Math Stumper

[MrCodeDude]

e^x^infinity (infinite x's) = 10

What does x =?

 

[Juice Box]

ln e

 

[MrCodeDude]

That just means e = 10?

 

[dopcombo]

e^x^x^x.... =10

x^x^x^x.... = ln 10

x^(x^x^x...) = ln 10

x^(ln 10) = ln 10

x = (ln 10)^(1/ln 10)

?

 

[Brutuskend]

My dog's butt smells like ass.

 

[upsciLLion]

Originally posted by: Brutuskend
My dog's butt smells like ass.

Why have you been smelling your dogs butt? :shocked:

 

[MrCodeDude]

Originally posted by: Brutuskend
My dog's butt smells like ass.

FANTASTIC!

 

[MrCodeDude]

Originally posted by: dopcombo
e^x^x^x.... =10

x^x^x^x.... = ln 10

x^(x^x^x...) = ln 10

x^(ln 10) = ln 10

x = (ln 10)^(1/ln 10)

?

Thank you, I'll tell you if you were correct tomorrow.

 

[TuxDave]

x=ln(10)^(1/ln(10))

GODDAMIT... too slow...

 

[OOBradm]

Originally posted by: Brutuskend
My dog's butt smells like ass.

Teh Winnar!

 

[chuckywang]

this is just one of those recursive problems.....just have to be careful that it actually converges. not a problem for this problem.

 

[Goosemaster]

if x=0, then the answer would be 1.

Looks like it is taylor polynomials......x^x.......should approach ln10

 

[chuckywang]

Originally posted by: Goosemaster
if x=0, then the answer would be 1.

Looks like it is taylor polynomials......x^x.......should approach ln10

you sure about that?
if x = 0, then 0^0^0^ .... = y, which implies that 0^y = y which has no solution.

 

[Goosemaster]

whoops....I forgot about e..I meant that e^0=1 , so with laylor polynomails the ploynomaial functions would approach 10...not ln10.

Poor bastard..I hated these type of problems....what was it again: x^0 + (x-n)^N/n!....

 

[chuckywang]

Originally posted by: Goosemaster
whoops....I forgot about e..I meant that e^0=1 , so with laylor polynomails the ploynomaial functions would approach 10...not ln10.

Poor bastard..I hated these type of problems....what was it again: x^0 + (x-n)^N/n!....

e^x = SUM(x^n/n!,n,0,infinity).
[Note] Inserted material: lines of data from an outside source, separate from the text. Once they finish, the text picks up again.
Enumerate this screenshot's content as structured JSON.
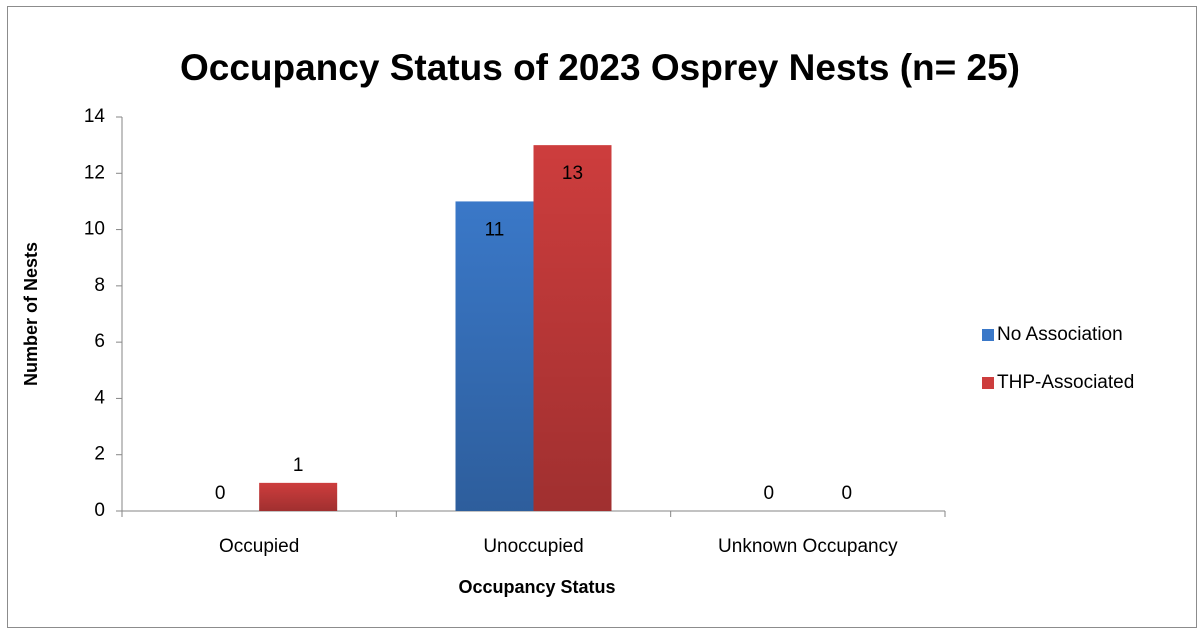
{
  "chart_data": {
    "type": "bar",
    "title": "Occupancy Status of 2023 Osprey Nests (n= 25)",
    "x_label": "Occupancy Status",
    "y_label": "Number of Nests",
    "categories": [
      "Occupied",
      "Unoccupied",
      "Unknown Occupancy"
    ],
    "series": [
      {
        "name": "No Association",
        "color": "#3a78c8",
        "values": [
          0,
          11,
          0
        ]
      },
      {
        "name": "THP-Associated",
        "color": "#cd3d3d",
        "values": [
          1,
          13,
          0
        ]
      }
    ],
    "ylim": [
      0,
      14
    ],
    "yticks": [
      0,
      2,
      4,
      6,
      8,
      10,
      12,
      14
    ],
    "legend": "right"
  }
}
I'm not sure what you mean when you say the taylor polynomials would appraoch 10.

 

[dopcombo]

Originally posted by: MrCodeDude

Originally posted by: dopcombo
e^x^x^x.... =10

x^x^x^x.... = ln 10

x^(x^x^x...) = ln 10

x^(ln 10) = ln 10

x = (ln 10)^(1/ln 10)

?

Thank you, I'll tell you if you were correct tomorrow.

MrCodeDude, Eheh, were TuxDave and I right? Or was it some other way of converging it?